The percentage of Black families choosing to home-school has increased significantly – rising from 3% to 16% from spring 2020 to fall 2020. Possible reasons for the increase include families feeling that the schools were not meeting their academic, cultural or physical safety needs. Some parents who viewed the classroom environment during the pandemic wanted to get their children away from treatment that they saw as biased.  

The story is similar for Hispanic families, although the increase in Hispanic families is not as dramatic as that of Black families. The proportion of Hispanic home-school families jumped from 3.5% in 2016 to 8.9% in 2022. 

There has also been a surge in home schooling among parents of students with special needs, both for academic and safety reasons.  

State legislatures have responded to the shift toward home schooling with new legislation. Some states have increased regulations on home-schoolers. Far more have repealed regulations or implemented programs that give home-school families access to public funds to pay for home education expenses or non-monetary resources that otherwise fulfill home-school needs. 

While it remains to be seen whether those numbers will be sustained over time, some scholars suggest that there will be lasting effects. For instance, one scholar suggests that some form of hybrid home schooling will be the future not only of home schooling, but of education generally.  

A look at Utah 

The number of Utah families choosing to home-school was already on the rise prior to the pandemic (the number more than doubled between the 2002-03 school year and the 2015-16 school year). And, just as we saw nationally, Utah’s home-school community increased substantially during the pandemic. Looking at spring 2020 to fall 2020, the percentage of Utah families who were home schooling jumped from 5.7% to 11.2%.   

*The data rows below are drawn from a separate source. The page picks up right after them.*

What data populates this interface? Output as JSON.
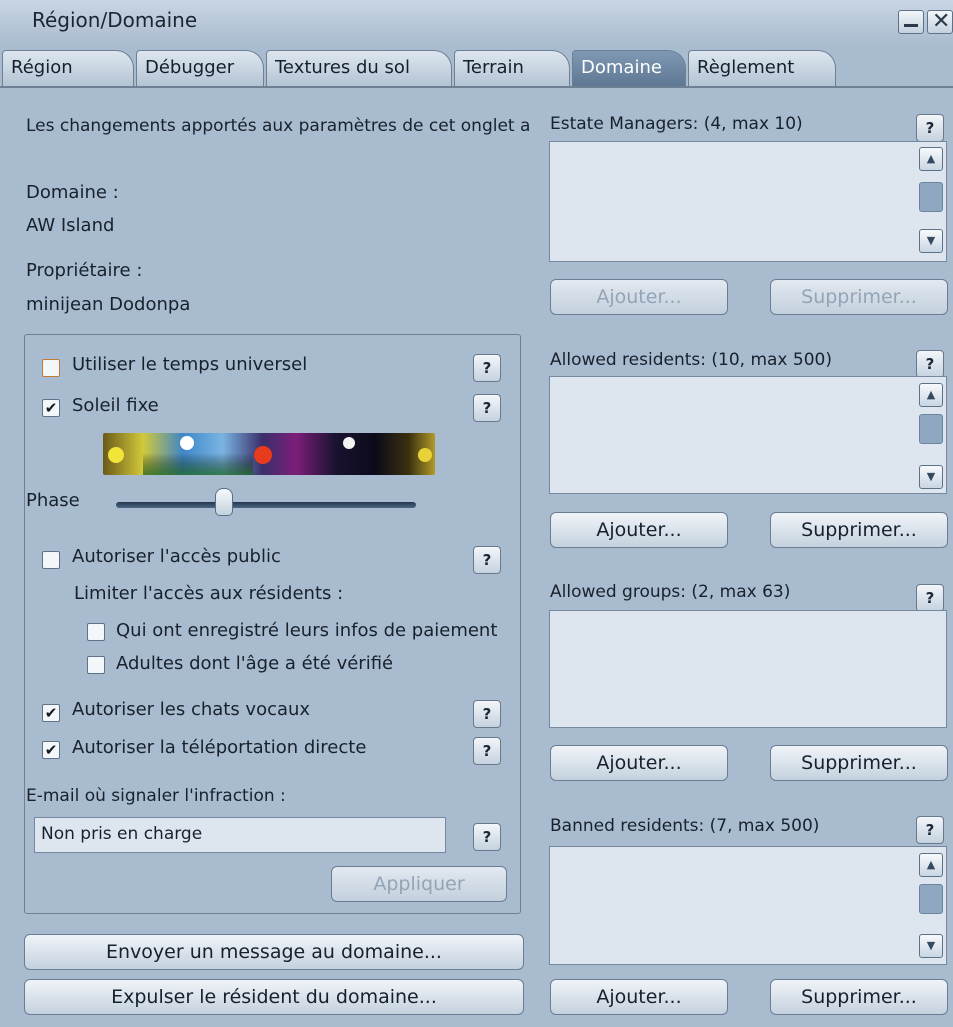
{
  "window": {
    "title": "Région/Domaine"
  },
  "tabs": [
    {
      "label": "Région"
    },
    {
      "label": "Débugger"
    },
    {
      "label": "Textures du sol"
    },
    {
      "label": "Terrain"
    },
    {
      "label": "Domaine",
      "active": true
    },
    {
      "label": "Règlement"
    }
  ],
  "notice": "Les changements apportés aux paramètres de cet onglet a",
  "estate": {
    "label": "Domaine :",
    "name": "AW Island",
    "owner_label": "Propriétaire :",
    "owner_name": "minijean Dodonpa"
  },
  "settings": {
    "universal_time": {
      "label": "Utiliser le temps universel",
      "checked": false
    },
    "fixed_sun": {
      "label": "Soleil fixe",
      "checked": true
    },
    "phase_label": "Phase",
    "phase_level": 0.35,
    "public_access": {
      "label": "Autoriser l'accès public",
      "checked": false
    },
    "limit_label": "Limiter l'accès aux résidents :",
    "payment_info": {
      "label": "Qui ont enregistré leurs infos de paiement",
      "checked": false
    },
    "age_verified": {
      "label": "Adultes dont l'âge a été vérifié",
      "checked": false
    },
    "voice_chat": {
      "label": "Autoriser les chats vocaux",
      "checked": true
    },
    "direct_teleport": {
      "label": "Autoriser la téléportation directe",
      "checked": true
    },
    "email_label": "E-mail où signaler l'infraction :",
    "email_value": "Non pris en charge",
    "apply_label": "Appliquer"
  },
  "help_label": "?",
  "estate_managers": {
    "title": "Estate Managers: (4, max 10)",
    "add": "Ajouter...",
    "remove": "Supprimer..."
  },
  "allowed_residents": {
    "title": "Allowed residents: (10, max 500)",
    "add": "Ajouter...",
    "remove": "Supprimer..."
  },
  "allowed_groups": {
    "title": "Allowed groups: (2, max 63)",
    "add": "Ajouter...",
    "remove": "Supprimer..."
  },
  "banned_residents": {
    "title": "Banned residents: (7, max 500)",
    "add": "Ajouter...",
    "remove": "Supprimer..."
  },
  "actions": {
    "message": "Envoyer un message au domaine...",
    "kick": "Expulser le résident du domaine..."
  },
  "icons": {
    "check": "✔",
    "up": "▲",
    "down": "▼",
    "close": "✕",
    "minimize": "minimize-icon"
  }
}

Home schooling is not overseen by the Utah State Board of Education; however, parents choosing to home-school must submit a signed affidavit with the state. Families who choose this route are not required to take any state assessment. In some cases, students being home-schooled can participate in extracurricular or co-curricular activities at their local district public school. 

Utah policymakers – as well as national policymakers – should study the reasons families choose to home-school and consider the long-term future of home schooling, including the benefits and hurdles for racial and ethnic minority home-schooling families. Understanding the wide range of reasons for choosing to home-school suggests that pluralism in education is both where families want public education to be and the outcome to which education policy should aspire.